"Privilegierte Partnerschaft überholt" Westerwelle hofiert Türkei
07.07.2010, 14:01 Uhr
Umstrittener Kandidat: Die Türkei will in die EU - aber nicht alle in der EU wollen die Türkei.
(Foto: dpa)
Bundesaußenminister Westerwelle fordert eine Neubewertung der Beziehungen zur Türkei und legt sich dabei auch mit Kanzlerin Merkel an. Das Konzept der sogenannten privilegierten Partnerschaft hält er für überholt. Zugleich kündigt er eine Regierungserklärung zu Afghanistan an.
Außenminister Guido Westerwelle hält die Debatte über eine "privilegierte Partnerschaft" der Europäischen Union mit der Türkei für überholt. In Deutschland werde "zu kurzatmig" über das künftige Verhältnis zur Türkei diskutiert, kritisierte Westerwelle in der "Zeit". Das Land habe international erheblich an Einfluss gewonnen. "Wir Deutsche müssen uns sehr viel stärker um die Türkei kümmern", sagte Westerwelle. "Wir müssen zur Kenntnis nehmen, dass sich die globale Statik derzeit dramatisch verändert."
Zugleich verwies der FDP-Vorsitzende darauf, dass die Entscheidung über einen EU-Beitritt der Türkei vermutlich erst in einigen Jahren anstehen werde. Auch der Koalitionspartner CDU/CSU benutze den Begriff der "privilegierten Partnerschaft" seit längerer Zeit nicht mehr. "Das Wort ist doch lange nicht mehr gefallen (...). Ich hoffe, alle merken, dass wir nüchtern diskutieren und keine Fragen vorwegnehmen sollten, die sich vielleicht erst in einigen Jahren stellen."

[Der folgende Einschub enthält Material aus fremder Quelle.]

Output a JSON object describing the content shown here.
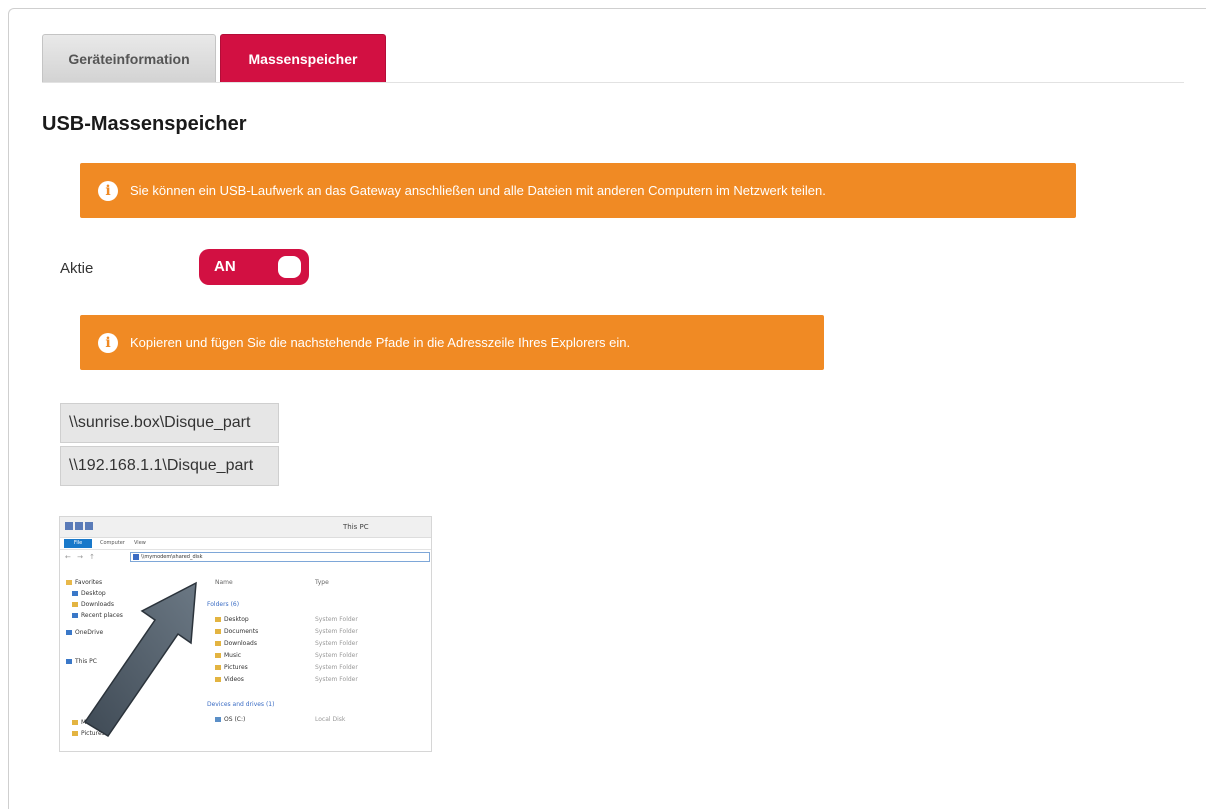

Die Europäische Union verhandelt bereits seit 2005 mit der Türkei über einen Beitritt, ohne dass es bisher große Fortschritte gibt. Der größte Teil der Union steht einer Aufnahme des NATO-Partners in die EU sehr skeptisch gegenüber. Auch Kanzlerin Angela Merkel plädiert nur für das Angebot einer "privilegierten Partnerschaft". Im schwarz-gelben Koalitionsvertrag heißt es dazu, die Verhandlungen müssten "mit offenem Ende" geführt werden.
Erklärung zu Afghanistan
Zur ablehnenden Haltung einer Mehrheit der Deutschen gegenüber dem Bundeswehr-Einsatz in Afghanistan sagte Westerwelle der Zeitung: "Ich bin gar nicht unglücklich darüber, dass die deutsche Bevölkerung bei Auslandseinsätzen eine gesunde Grundskepsis hat." Die Bundesregierung müsse aber die Notwendigkeit des Einsatzes auch dann vermitteln, "wenn es wieder furchtbare Anschläge gegeben hat". Gleichzeitig müsse deutlich werden, dass der Einsatz nicht auf Dauer stattfinden solle.

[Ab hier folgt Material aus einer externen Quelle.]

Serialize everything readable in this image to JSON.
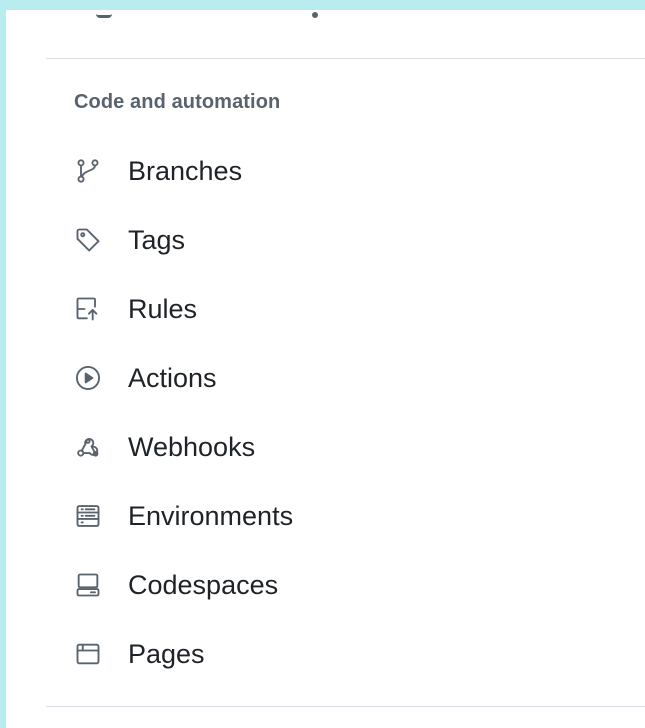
{
  "section": {
    "heading": "Code and automation"
  },
  "nav_items": [
    {
      "label": "Branches",
      "icon": "git-branch-icon"
    },
    {
      "label": "Tags",
      "icon": "tag-icon"
    },
    {
      "label": "Rules",
      "icon": "rules-icon"
    },
    {
      "label": "Actions",
      "icon": "play-icon"
    },
    {
      "label": "Webhooks",
      "icon": "webhook-icon"
    },
    {
      "label": "Environments",
      "icon": "server-icon"
    },
    {
      "label": "Codespaces",
      "icon": "codespaces-icon"
    },
    {
      "label": "Pages",
      "icon": "browser-icon"
    }
  ],
  "colors": {
    "background": "#b9ecef",
    "panel": "#ffffff",
    "text_primary": "#1f2328",
    "text_muted": "#59636e",
    "divider": "#d8dee4"
  }
}
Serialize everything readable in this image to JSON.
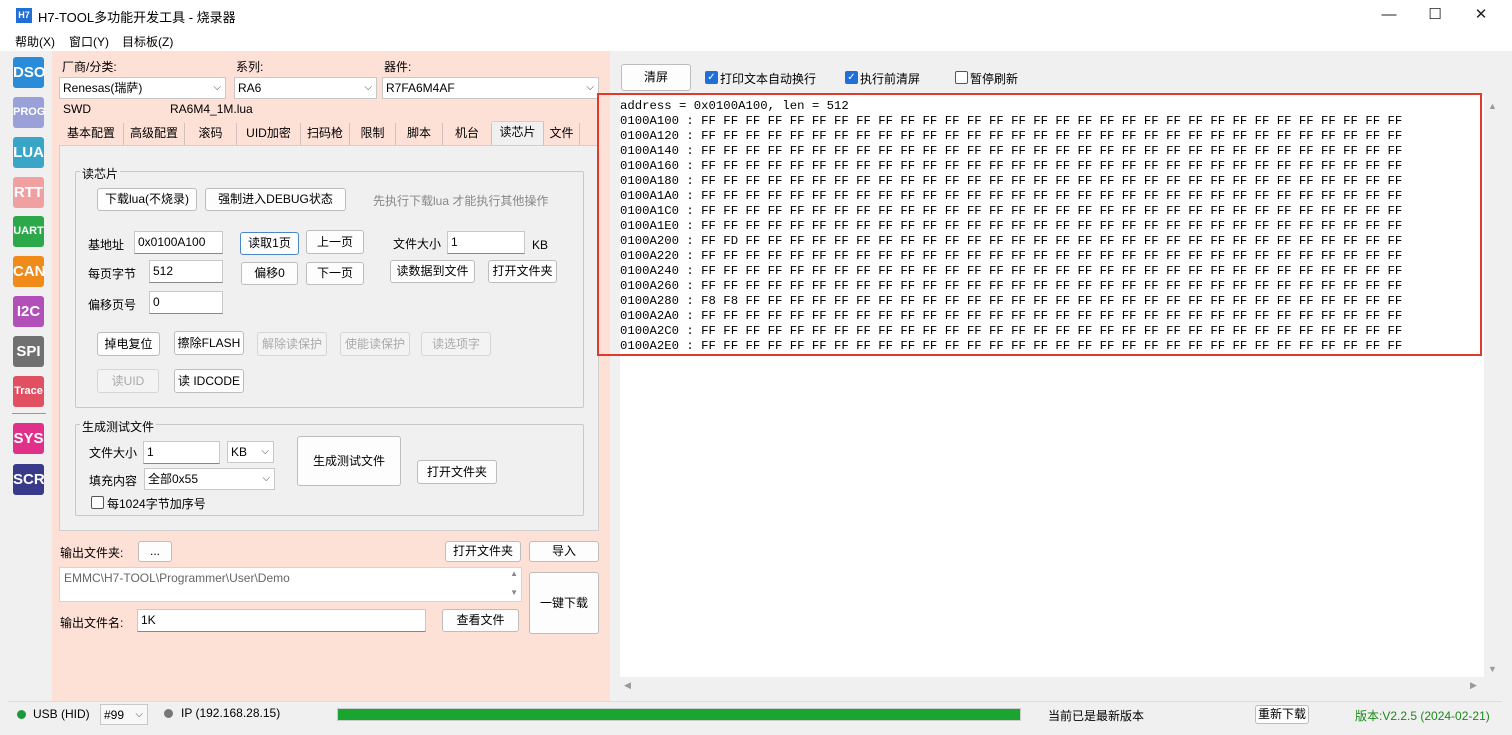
{
  "window": {
    "title": "H7-TOOL多功能开发工具 - 烧录器",
    "app_icon": "H7",
    "minimize": "—",
    "maximize": "☐",
    "close": "✕"
  },
  "menu": [
    "帮助(X)",
    "窗口(Y)",
    "目标板(Z)"
  ],
  "left_bar": [
    {
      "label": "DSO",
      "color": "#2a8bd8"
    },
    {
      "label": "PROG",
      "color": "#9aa0d8"
    },
    {
      "label": "LUA",
      "color": "#39a6c8"
    },
    {
      "label": "RTT",
      "color": "#f0a0a0"
    },
    {
      "label": "UART",
      "color": "#2aa84a"
    },
    {
      "label": "CAN",
      "color": "#f08a1a"
    },
    {
      "label": "I2C",
      "color": "#b050b8"
    },
    {
      "label": "SPI",
      "color": "#707070"
    },
    {
      "label": "Trace",
      "color": "#e05060"
    },
    {
      "label": "SYS",
      "color": "#e0308a"
    },
    {
      "label": "SCR",
      "color": "#3a3a8a"
    }
  ],
  "top": {
    "vendor_label": "厂商/分类:",
    "vendor_value": "Renesas(瑞萨)",
    "series_label": "系列:",
    "series_value": "RA6",
    "device_label": "器件:",
    "device_value": "R7FA6M4AF",
    "interface": "SWD",
    "lua_file": "RA6M4_1M.lua"
  },
  "tabs": [
    "基本配置",
    "高级配置",
    "滚码",
    "UID加密",
    "扫码枪",
    "限制",
    "脚本",
    "机台",
    "读芯片",
    "文件"
  ],
  "active_tab": "读芯片",
  "read_chip": {
    "group_title": "读芯片",
    "download_lua_btn": "下载lua(不烧录)",
    "force_debug_btn": "强制进入DEBUG状态",
    "hint": "先执行下载lua 才能执行其他操作",
    "base_addr_label": "基地址",
    "base_addr_value": "0x0100A100",
    "read_page_btn": "读取1页",
    "prev_page_btn": "上一页",
    "file_size_label": "文件大小",
    "file_size_value": "1",
    "file_size_unit": "KB",
    "bytes_per_page_label": "每页字节",
    "bytes_per_page_value": "512",
    "offset0_btn": "偏移0",
    "next_page_btn": "下一页",
    "read_to_file_btn": "读数据到文件",
    "open_folder_btn": "打开文件夹",
    "offset_page_label": "偏移页号",
    "offset_page_value": "0",
    "power_reset_btn": "掉电复位",
    "erase_flash_btn": "擦除FLASH",
    "unlock_read_btn": "解除读保护",
    "enable_read_btn": "使能读保护",
    "read_option_btn": "读选项字",
    "read_uid_btn": "读UID",
    "read_idcode_btn": "读 IDCODE"
  },
  "gen_test": {
    "group_title": "生成测试文件",
    "file_size_label": "文件大小",
    "file_size_value": "1",
    "unit_value": "KB",
    "fill_label": "填充内容",
    "fill_value": "全部0x55",
    "generate_btn": "生成测试文件",
    "open_folder_btn": "打开文件夹",
    "add_seq_label": "每1024字节加序号"
  },
  "output": {
    "folder_label": "输出文件夹:",
    "browse_btn": "...",
    "open_folder_btn": "打开文件夹",
    "import_btn": "导入",
    "path": "EMMC\\H7-TOOL\\Programmer\\User\\Demo",
    "one_key_btn": "一键下载",
    "filename_label": "输出文件名:",
    "filename_value": "1K",
    "view_file_btn": "查看文件"
  },
  "right_toolbar": {
    "clear_btn": "清屏",
    "auto_wrap_label": "打印文本自动换行",
    "auto_wrap_checked": true,
    "clear_before_label": "执行前清屏",
    "clear_before_checked": true,
    "pause_label": "暂停刷新",
    "pause_checked": false
  },
  "hex_dump": [
    "address = 0x0100A100, len = 512",
    "0100A100 : FF FF FF FF FF FF FF FF FF FF FF FF FF FF FF FF FF FF FF FF FF FF FF FF FF FF FF FF FF FF FF FF",
    "0100A120 : FF FF FF FF FF FF FF FF FF FF FF FF FF FF FF FF FF FF FF FF FF FF FF FF FF FF FF FF FF FF FF FF",
    "0100A140 : FF FF FF FF FF FF FF FF FF FF FF FF FF FF FF FF FF FF FF FF FF FF FF FF FF FF FF FF FF FF FF FF",
    "0100A160 : FF FF FF FF FF FF FF FF FF FF FF FF FF FF FF FF FF FF FF FF FF FF FF FF FF FF FF FF FF FF FF FF",
    "0100A180 : FF FF FF FF FF FF FF FF FF FF FF FF FF FF FF FF FF FF FF FF FF FF FF FF FF FF FF FF FF FF FF FF",
    "0100A1A0 : FF FF FF FF FF FF FF FF FF FF FF FF FF FF FF FF FF FF FF FF FF FF FF FF FF FF FF FF FF FF FF FF",
    "0100A1C0 : FF FF FF FF FF FF FF FF FF FF FF FF FF FF FF FF FF FF FF FF FF FF FF FF FF FF FF FF FF FF FF FF",
    "0100A1E0 : FF FF FF FF FF FF FF FF FF FF FF FF FF FF FF FF FF FF FF FF FF FF FF FF FF FF FF FF FF FF FF FF",
    "0100A200 : FF FD FF FF FF FF FF FF FF FF FF FF FF FF FF FF FF FF FF FF FF FF FF FF FF FF FF FF FF FF FF FF",
    "0100A220 : FF FF FF FF FF FF FF FF FF FF FF FF FF FF FF FF FF FF FF FF FF FF FF FF FF FF FF FF FF FF FF FF",
    "0100A240 : FF FF FF FF FF FF FF FF FF FF FF FF FF FF FF FF FF FF FF FF FF FF FF FF FF FF FF FF FF FF FF FF",
    "0100A260 : FF FF FF FF FF FF FF FF FF FF FF FF FF FF FF FF FF FF FF FF FF FF FF FF FF FF FF FF FF FF FF FF",
    "0100A280 : F8 F8 FF FF FF FF FF FF FF FF FF FF FF FF FF FF FF FF FF FF FF FF FF FF FF FF FF FF FF FF FF FF",
    "0100A2A0 : FF FF FF FF FF FF FF FF FF FF FF FF FF FF FF FF FF FF FF FF FF FF FF FF FF FF FF FF FF FF FF FF",
    "0100A2C0 : FF FF FF FF FF FF FF FF FF FF FF FF FF FF FF FF FF FF FF FF FF FF FF FF FF FF FF FF FF FF FF FF",
    "0100A2E0 : FF FF FF FF FF FF FF FF FF FF FF FF FF FF FF FF FF FF FF FF FF FF FF FF FF FF FF FF FF FF FF FF"
  ],
  "status": {
    "usb": "USB (HID)",
    "usb_dot_color": "#1a9a3a",
    "device_no": "#99",
    "ip": "IP (192.168.28.15)",
    "ip_dot_color": "#777777",
    "progress": 1.0,
    "progress_color": "#1aa531",
    "update_text": "当前已是最新版本",
    "redownload_btn": "重新下载",
    "version": "版本:V2.2.5 (2024-02-21)",
    "version_color": "#1a8a1a"
  }
}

"Wir wollen in den nächsten drei Jahren die Abzugsperspektive erarbeiten", sagte Westerwelle. Dies beginne "vielleicht noch dieses, sicherlich nächstes Jahr". 2014 solle Afghanistan so weit sein, dass die afghanische Regierung die Sicherheitsverantwortung in vollem Umfang übernehmen könne. "Das heißt aber nicht, dass dann alle Soldaten draußen und Entwicklungshilfe, Infrastruktur- und Aufbauhilfe nicht mehr nötig wären", sagte der Außenminister. Derzeit ist die Bundeswehr in Afghanistan mit etwa 4500 Soldaten im Einsatz.
Westerwelle wird an diesem Freitag eine Regierungserklärung zur Entwicklung in Afghanistan abgeben. Dabei soll es nach Angaben aus Fraktionskreisen vom Mittwoch insbesondere um die nächste internationale Afghanistan-Konferenz gehen, die am 20. Juli in Kabul stattfindet. Dazu werden neben UN-Generalsekretär Ban Ki Moon auch zahlreiche andere Außenminister erwartet. Bei dem Treffen soll ein halbes Jahr nach der großen Afghanistan-Konferenz in London Zwischenbilanz gezogen werden.